Few brands can claim the kind of achievements that Elon Musk’s Tesla, SpaceX, and The Boring Company had in 2018. The Model 3 gained production acumen, the new Semi transport truck wowed, and the image of a roadster flying into space was seared in our minds. Tesla recorded a profit, but despite these and numerous other achievements, Musk faced a growing amount of criticism, skepticism, and scorn, ultimately losing the chairmanship of his company and facing SEC fines. Instead of being revered as this generation’s greatest innovator/inventor, he’s losing the battle of public perception. Even a very public intervention by Ariana Huffington couldn’t stem the tide of attacks on Elon Musk’s character and leadership abilities. Musk, embattled by analysts trying to accurately quantify his vision and sleep-deprived by the process of bringing his vision to life, took body blow after body blow, and his brands suffered a crisis of confidence in the biggest way.

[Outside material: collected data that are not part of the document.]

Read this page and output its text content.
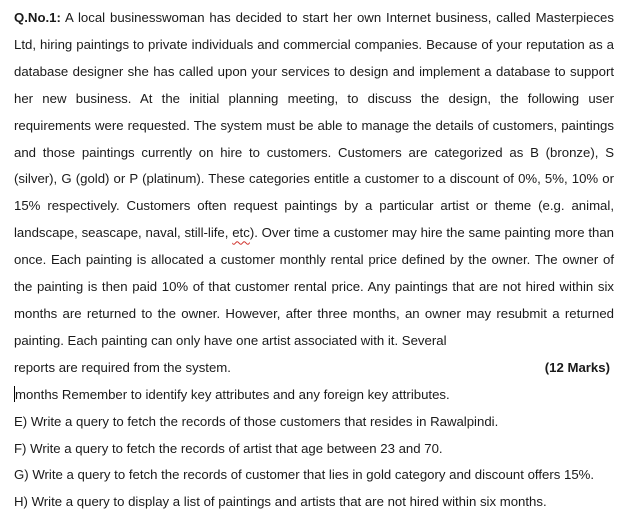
Q.No.1: A local businesswoman has decided to start her own Internet business, called Masterpieces Ltd, hiring paintings to private individuals and commercial companies. Because of your reputation as a database designer she has called upon your services to design and implement a database to support her new business. At the initial planning meeting, to discuss the design, the following user requirements were requested. The system must be able to manage the details of customers, paintings and those paintings currently on hire to customers. Customers are categorized as B (bronze), S (silver), G (gold) or P (platinum). These categories entitle a customer to a discount of 0%, 5%, 10% or 15% respectively. Customers often request paintings by a particular artist or theme (e.g. animal, landscape, seascape, naval, still-life, etc). Over time a customer may hire the same painting more than once. Each painting is allocated a customer monthly rental price defined by the owner. The owner of the painting is then paid 10% of that customer rental price. Any paintings that are not hired within six months are returned to the owner. However, after three months, an owner may resubmit a returned painting. Each painting can only have one artist associated with it. Several

reports are required from the system.	(12 Marks)

months Remember to identify key attributes and any foreign key attributes.

E) Write a query to fetch the records of those customers that resides in Rawalpindi.

F) Write a query to fetch the records of artist that age between 23 and 70.

G) Write a query to fetch the records of customer that lies in gold category and discount offers 15%.

H) Write a query to display a list of paintings and artists that are not hired within six months.
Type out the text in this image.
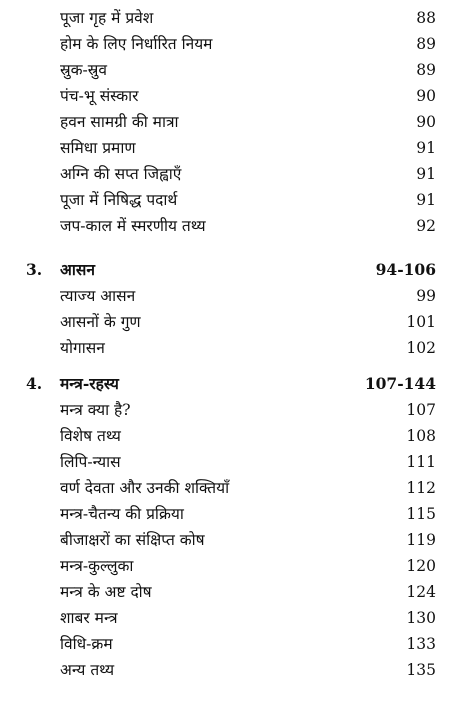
पूजा गृह में प्रवेश	88
होम के लिए निर्धारित नियम	89
स्रुक-स्रुव	89
पंच-भू संस्कार	90
हवन सामग्री की मात्रा	90
समिधा प्रमाण	91
अग्नि की सप्त जिह्वाएँ	91
पूजा में निषिद्ध पदार्थ	91
जप-काल में स्मरणीय तथ्य	92
3. आसन	94-106
त्याज्य आसन	99
आसनों के गुण	101
योगासन	102
4. मन्त्र-रहस्य	107-144
मन्त्र क्या है?	107
विशेष तथ्य	108
लिपि-न्यास	111
वर्ण देवता और उनकी शक्तियाँ	112
मन्त्र-चैतन्य की प्रक्रिया	115
बीजाक्षरों का संक्षिप्त कोष	119
मन्त्र-कुल्लुका	120
मन्त्र के अष्ट दोष	124
शाबर मन्त्र	130
विधि-क्रम	133
अन्य तथ्य	135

Not since the financial meltdown of 2008 have we seen consumers’ trust in brands this severely affected.
In an attempt to polish a tarnished reputation with drivers, investors, and regulators, Uber has started the process to regain stakeholder trust. The new leadership and branding was an attempt to recast Uber in a more friendly and approachable way. This emerging ethos seems to be permeating all of its communications and practices. As with any fast-rising brand, navigating the inevitable speed wobbles remains a key challenge to achieving long-term success. Uber does seem to be on a path of recovery.
Fittingly, our last example is a brand that suffered the most in 2018. Facebook experienced the single worst one-day fall in a company’s market capitalization in Wall Street history, plummeting from $631.2 billion to $511.5 billion on July 25, according to Sentieo. CEO Mark Zuckerberg is reported to have lost around $11 billion of his personal worth, and his stock went from a high of $230 to $110 (as of 12/27). These market realities are symptomatic of the challenge the brand faces in trying to rebuild the trust of its stakeholders, and, by extension, the trust of governments, partners, and investors. Compounding the earlier data breaches, the company is now facing mounting criticism over its attempts to repair the long-term damage it has done to its own brand after selling consumer data and ineffectively managing the unintended consequences of trying to win at all costs.